The Sisters

Image of The Sisters
Author(s): 
Release Date: 
November 26, 2018
Publisher/Imprint: 
Kensington
Pages: 
352
Reviewed by: 

“Noonan's complex novel grips the reader with fully textured characters and page turning suspense. A heartwrenching book you won't soon forget.”

What kind of mother would take her two little girls to a fire station and walk away leaving them behind? Why would a mother do that?

In a heartbreaking narrative and tear-jerking scenes, author Rosalind Noonan tells the story of Glory Nolan and her two daughters: four-year-old Ruby, and little Aurora, a baby, just four months old.

Glory is married (against her mother's wishes) to Winston, a man she loves dearly and who dearly loves her in return. But when the oil refinery he worked for shut down, he went to Alaska to get one of those high paying pipeline jobs he'd heard so much about. She didn't expect him to be gone long. Just long enough to send money home so they could catch up on their debts and add to their savings.

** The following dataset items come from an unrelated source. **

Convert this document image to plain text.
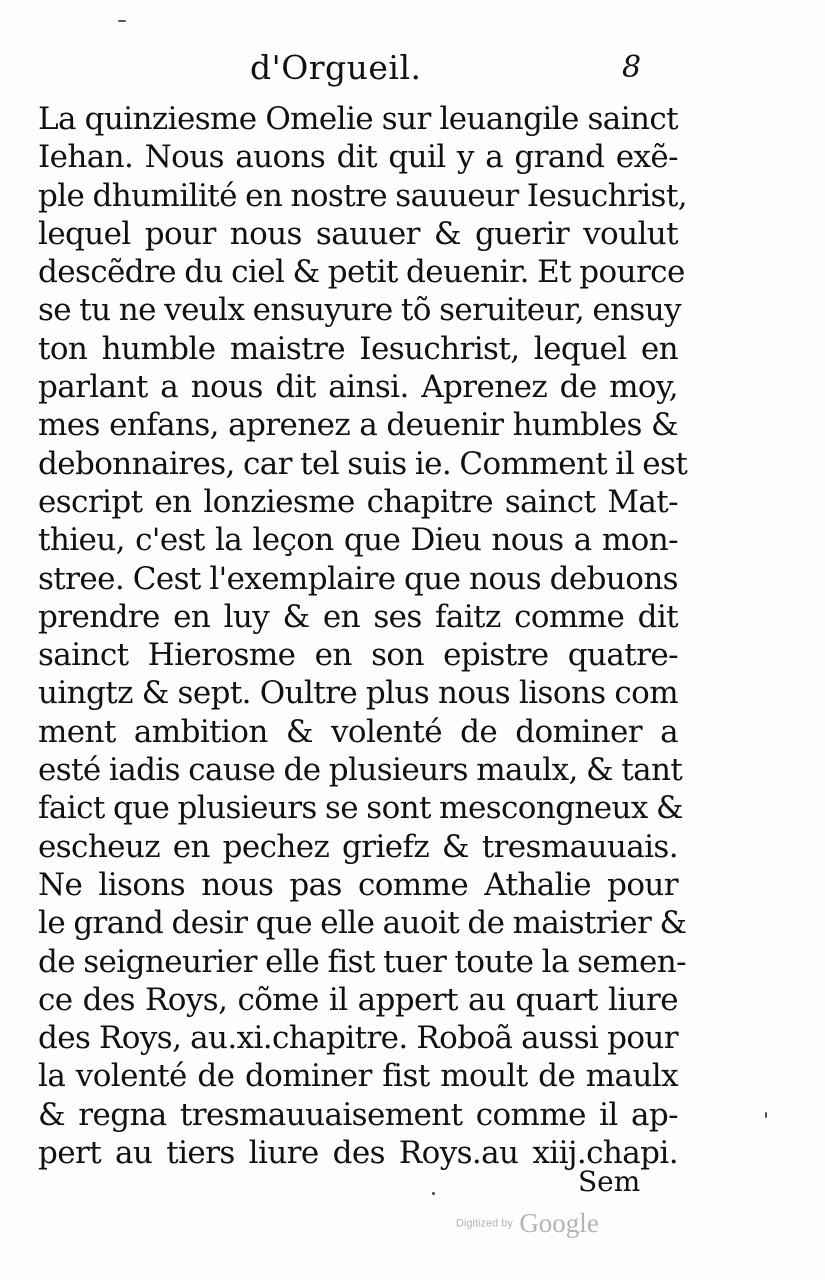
d'Orgueil.	8
La quinziesme Omelie sur leuangile sainct
Iehan. Nous auons dit quil y a grand exẽ-
ple dhumilité en nostre sauueur Iesuchrist,
lequel pour nous sauuer & guerir voulut
descẽdre du ciel & petit deuenir. Et pource
se tu ne veulx ensuyure tõ seruiteur, ensuy
ton humble maistre Iesuchrist, lequel en
parlant a nous dit ainsi. Aprenez de moy,
mes enfans, aprenez a deuenir humbles &
debonnaires, car tel suis ie. Comment il est
escript en lonziesme chapitre sainct Mat-
thieu, c'est la leçon que Dieu nous a mon-
stree. Cest l'exemplaire que nous debuons
prendre en luy & en ses faitz comme dit
sainct Hierosme en son epistre quatre-
uingtz & sept. Oultre plus nous lisons com
ment ambition & volenté de dominer a
esté iadis cause de plusieurs maulx, & tant
faict que plusieurs se sont mescongneux &
escheuz en pechez griefz & tresmauuais.
Ne lisons nous pas comme Athalie pour
le grand desir que elle auoit de maistrier &
de seigneurier elle fist tuer toute la semen-
ce des Roys, cõme il appert au quart liure
des Roys, au.xi.chapitre. Roboã aussi pour
la volenté de dominer fist moult de maulx
& regna tresmauuaisement comme il ap-
pert au tiers liure des Roys.au xiij.chapi.
Sem
Digitized by Google
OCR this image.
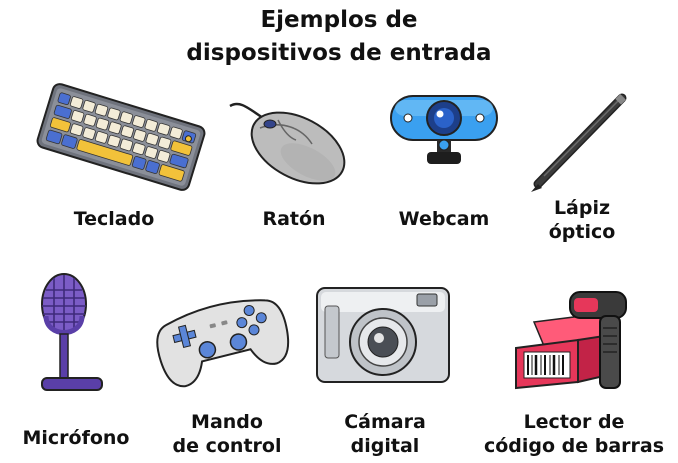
Ejemplos de
dispositivos de entrada
Teclado	Ratón	Webcam	Lápiz
óptico
Micrófono
Mando
de control
Cámara
digital
Lector de
código de barras
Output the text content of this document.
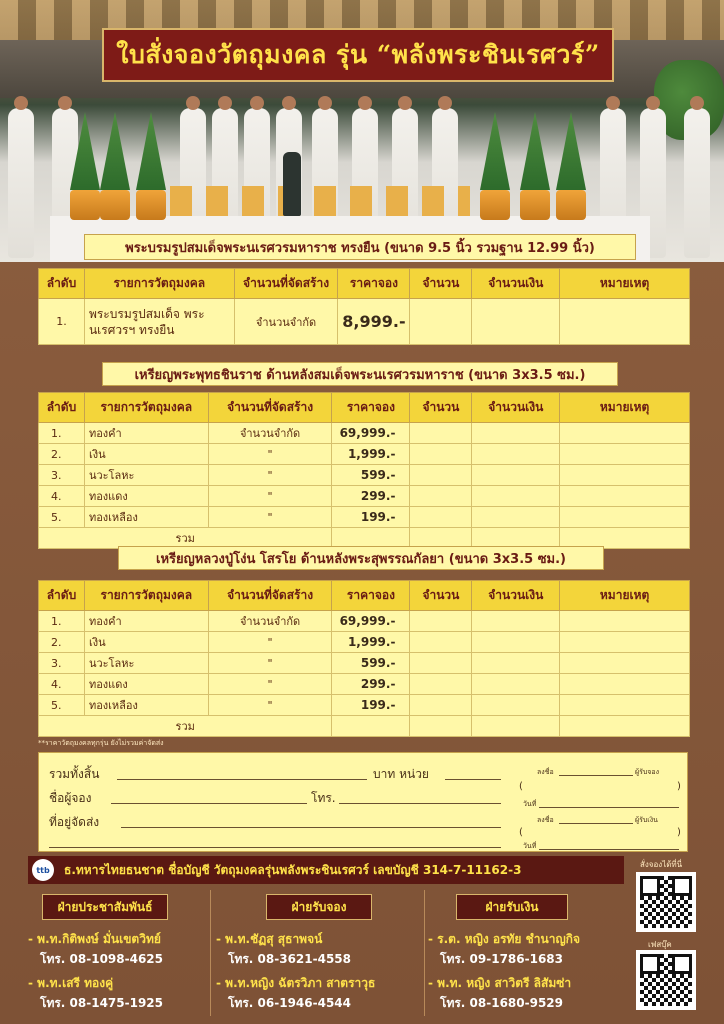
ใบสั่งจองวัตถุมงคล รุ่น “พลังพระชินเรศวร์”
พระบรมรูปสมเด็จพระนเรศวรมหาราช ทรงยืน (ขนาด 9.5 นิ้ว รวมฐาน 12.99 นิ้ว)
ลำดับ	รายการวัตถุมงคล	จำนวนที่จัดสร้าง	ราคาจอง	จำนวน	จำนวนเงิน	หมายเหตุ
1.	พระบรมรูปสมเด็จ พระนเรศวรฯ ทรงยืน	จำนวนจำกัด	8,999.-			
เหรียญพระพุทธชินราช ด้านหลังสมเด็จพระนเรศวรมหาราช (ขนาด 3x3.5 ซม.)
ลำดับ	รายการวัตถุมงคล	จำนวนที่จัดสร้าง	ราคาจอง	จำนวน	จำนวนเงิน	หมายเหตุ
1.	ทองคำ	จำนวนจำกัด	69,999.-			
2.	เงิน	"	1,999.-			
3.	นวะโลหะ	"	599.-			
4.	ทองแดง	"	299.-			
5.	ทองเหลือง	"	199.-			
รวม						
เหรียญหลวงปู่โง่น โสรโย ด้านหลังพระสุพรรณกัลยา (ขนาด 3x3.5 ซม.)
ลำดับ	รายการวัตถุมงคล	จำนวนที่จัดสร้าง	ราคาจอง	จำนวน	จำนวนเงิน	หมายเหตุ
1.	ทองคำ	จำนวนจำกัด	69,999.-			
2.	เงิน	"	1,999.-			
3.	นวะโลหะ	"	599.-			
4.	ทองแดง	"	299.-			
5.	ทองเหลือง	"	199.-			
รวม						
**ราคาวัตถุมงคลทุกรุ่น ยังไม่รวมค่าจัดส่ง
รวมทั้งสิ้น	บาท หน่วย
ชื่อผู้จอง	โทร.
ที่อยู่จัดส่ง
ลงชื่อ	ผู้รับจอง
(	)
วันที่
ลงชื่อ	ผู้รับเงิน
(	)
วันที่
ttb	ธ.ทหารไทยธนชาต ชื่อบัญชี วัตถุมงคลรุ่นพลังพระชินเรศวร์ เลขบัญชี 314-7-11162-3	สั่งจองได้ที่นี่
เฟสบุ๊ค
ฝ่ายประชาสัมพันธ์
- พ.ท.กิติพงษ์ มั่นเขตวิทย์
โทร. 08-1098-4625
- พ.ท.เสรี ทองคู่
โทร. 08-1475-1925
ฝ่ายรับจอง
- พ.ท.ชัฏสุ สุธาพจน์
โทร. 08-3621-4558
- พ.ท.หญิง ฉัตรวิภา สาตราวุธ
โทร. 06-1946-4544
ฝ่ายรับเงิน
- ร.ต. หญิง อรทัย ชำนาญกิจ
โทร. 09-1786-1683
- พ.ท. หญิง สาวิตรี ลิสัมซ่า
โทร. 08-1680-9529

In Alaska, Winston finds those jobs aren't as plentiful as he'd been told. Winston waits for work. Glory waits for paychecks that don't show up:

"Waiting? Glory's whole life was a waiting game. Waiting for Winston to call. Waiting for him to return. Waiting for the baby to arrive. Waiting for the kids to drop off to sleep. Waiting to hear about a job . . . Waiting for life to get better."

Helpless and distraught, Glory watches the bills pile up. The nest egg they'd been putting aside to buy a house they could afford is quickly depleted. Rent on their tiny apartment is behind. Glory's meager savings from her job as barista at the mall don’t cover it. On top of all that, someone calls the county and now a social worker is coming around. Knocking on the door. Asking the neighbors questions. About her. About what kind of a mother she is.

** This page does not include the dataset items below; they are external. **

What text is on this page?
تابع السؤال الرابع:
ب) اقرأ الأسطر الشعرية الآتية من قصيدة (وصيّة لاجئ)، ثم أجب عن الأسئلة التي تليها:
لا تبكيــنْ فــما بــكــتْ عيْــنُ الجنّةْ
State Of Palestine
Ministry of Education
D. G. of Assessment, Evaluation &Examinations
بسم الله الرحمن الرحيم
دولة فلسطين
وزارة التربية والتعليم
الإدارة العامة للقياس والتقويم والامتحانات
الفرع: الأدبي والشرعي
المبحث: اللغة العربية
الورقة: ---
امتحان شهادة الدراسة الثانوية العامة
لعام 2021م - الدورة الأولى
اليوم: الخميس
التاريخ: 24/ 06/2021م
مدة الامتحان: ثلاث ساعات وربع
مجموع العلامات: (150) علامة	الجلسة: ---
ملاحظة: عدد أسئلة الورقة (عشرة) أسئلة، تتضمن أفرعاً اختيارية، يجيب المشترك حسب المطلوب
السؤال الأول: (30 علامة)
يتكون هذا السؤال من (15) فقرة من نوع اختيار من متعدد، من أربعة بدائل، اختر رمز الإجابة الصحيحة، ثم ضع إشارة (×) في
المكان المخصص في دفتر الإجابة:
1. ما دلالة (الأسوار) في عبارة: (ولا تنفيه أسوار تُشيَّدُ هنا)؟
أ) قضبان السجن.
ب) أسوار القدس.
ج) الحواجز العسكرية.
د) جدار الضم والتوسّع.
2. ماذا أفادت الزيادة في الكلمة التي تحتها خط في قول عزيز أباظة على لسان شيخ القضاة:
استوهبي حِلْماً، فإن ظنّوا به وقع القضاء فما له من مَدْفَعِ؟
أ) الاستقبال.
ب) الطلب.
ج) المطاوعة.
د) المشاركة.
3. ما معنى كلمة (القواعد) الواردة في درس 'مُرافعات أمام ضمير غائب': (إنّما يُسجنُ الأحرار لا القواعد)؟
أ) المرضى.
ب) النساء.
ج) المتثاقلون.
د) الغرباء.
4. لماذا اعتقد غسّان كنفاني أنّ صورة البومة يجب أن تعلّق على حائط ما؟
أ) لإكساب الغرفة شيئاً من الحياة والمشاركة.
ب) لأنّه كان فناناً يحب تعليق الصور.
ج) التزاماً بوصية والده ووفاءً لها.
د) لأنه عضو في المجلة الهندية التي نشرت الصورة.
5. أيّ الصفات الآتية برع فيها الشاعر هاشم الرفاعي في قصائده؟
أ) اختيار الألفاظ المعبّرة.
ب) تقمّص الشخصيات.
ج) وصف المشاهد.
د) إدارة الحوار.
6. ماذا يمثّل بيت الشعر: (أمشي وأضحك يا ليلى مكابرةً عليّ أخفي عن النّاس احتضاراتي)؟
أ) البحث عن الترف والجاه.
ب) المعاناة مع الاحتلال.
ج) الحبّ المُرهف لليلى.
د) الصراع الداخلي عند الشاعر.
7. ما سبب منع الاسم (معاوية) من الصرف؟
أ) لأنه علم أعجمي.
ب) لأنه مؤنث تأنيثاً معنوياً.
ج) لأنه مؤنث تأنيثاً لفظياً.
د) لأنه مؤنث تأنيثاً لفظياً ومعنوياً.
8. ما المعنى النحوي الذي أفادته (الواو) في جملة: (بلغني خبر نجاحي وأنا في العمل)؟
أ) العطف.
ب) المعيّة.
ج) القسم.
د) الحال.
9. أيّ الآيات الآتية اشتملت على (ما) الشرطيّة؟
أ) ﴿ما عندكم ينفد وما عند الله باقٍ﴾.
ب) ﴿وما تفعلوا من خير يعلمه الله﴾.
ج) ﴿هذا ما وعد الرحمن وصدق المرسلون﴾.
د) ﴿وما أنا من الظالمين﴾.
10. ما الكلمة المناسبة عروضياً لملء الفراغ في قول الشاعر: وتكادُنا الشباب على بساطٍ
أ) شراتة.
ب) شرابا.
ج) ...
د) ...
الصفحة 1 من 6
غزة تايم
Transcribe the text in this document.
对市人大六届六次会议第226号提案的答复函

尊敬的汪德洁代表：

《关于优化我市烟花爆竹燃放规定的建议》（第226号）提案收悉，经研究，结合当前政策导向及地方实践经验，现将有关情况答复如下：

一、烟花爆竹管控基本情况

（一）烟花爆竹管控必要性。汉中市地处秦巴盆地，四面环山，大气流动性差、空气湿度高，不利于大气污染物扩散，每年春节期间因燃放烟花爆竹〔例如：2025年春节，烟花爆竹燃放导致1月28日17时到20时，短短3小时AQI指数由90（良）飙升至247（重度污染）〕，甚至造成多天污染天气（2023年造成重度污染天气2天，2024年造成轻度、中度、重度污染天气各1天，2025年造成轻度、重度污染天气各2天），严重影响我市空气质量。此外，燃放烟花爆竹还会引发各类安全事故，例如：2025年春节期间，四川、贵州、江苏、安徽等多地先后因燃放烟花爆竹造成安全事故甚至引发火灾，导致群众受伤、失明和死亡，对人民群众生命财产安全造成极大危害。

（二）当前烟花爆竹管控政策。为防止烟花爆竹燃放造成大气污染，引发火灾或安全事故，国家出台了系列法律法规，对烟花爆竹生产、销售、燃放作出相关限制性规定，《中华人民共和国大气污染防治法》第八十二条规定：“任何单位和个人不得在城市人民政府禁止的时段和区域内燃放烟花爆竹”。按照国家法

She wants Winston back and their family together again. The last she's heard from him, he was driving up to the Arctic Circle to see about a job. But that was nearly a week ago. Angry, fearful, lonely, worried sick, and exhausted from caring for two little ones, Glory comes to deeply resent the constant demands made on her. No money, no sleep, no friends, no time to herself.

Almost no time and no friends. There are those few minutes she gets to sit with the women in the food court at the mall, but she has to bring Ruby and Aurora along. Those women are barely more than acquaintances, and she envies them. Envies their childless freedom. Their carefree companionship and sisterliness. They all live in the same house and are well cared for by the man who sits at their table with them. His name is Leo.

Meanwhile, Glory waits for eviction.

Then she gets the worst news ever. Winston is dead. He's succumbed to loneliness, then depression, then drink. His car goes off the road into a ravine. He's been there for days. Days while she waits, desperate and vulnerable, to hear from him. Glory shares her despair with Leo and the sisters in the food court at the mall:

"She told them about the phone call from the Yukon State Trooper. The unpleasant phone calls with Winston's aunt and sisters . . . the lack of welcome in Rosalie's voice."

The food court sisters respond with love, and Leo offers to help:

"We have a place for you to live. We'll keep you safe and protected and well fed. But you will have to work like the other sisters. We can get you a job at the hotel cleaning rooms. It doesn't pay much, but it will cover your room and board."

But there is a catch. Ruby and Aurora weren't welcome: "We can't have children in the house."

Conflicted, but with no place else to turn, Glory makes the decision to exercise her right to abandon the little girls under the Safe Haven Law, and move into a house with women who, like herself, have either lost it or gotten lost.

Twelve years later, teenage Ruby begins a search for her mother, and one day finds her walking through the mall.

This might seem like the end of the story, but it's only the Prologue and Part One. Glory's troubles are not over. Neither are Ruby's and Aurora's.

Noonan's complex novel grips the reader with fully textured characters and page turning suspense. A heartwrenching book you won't soon forget.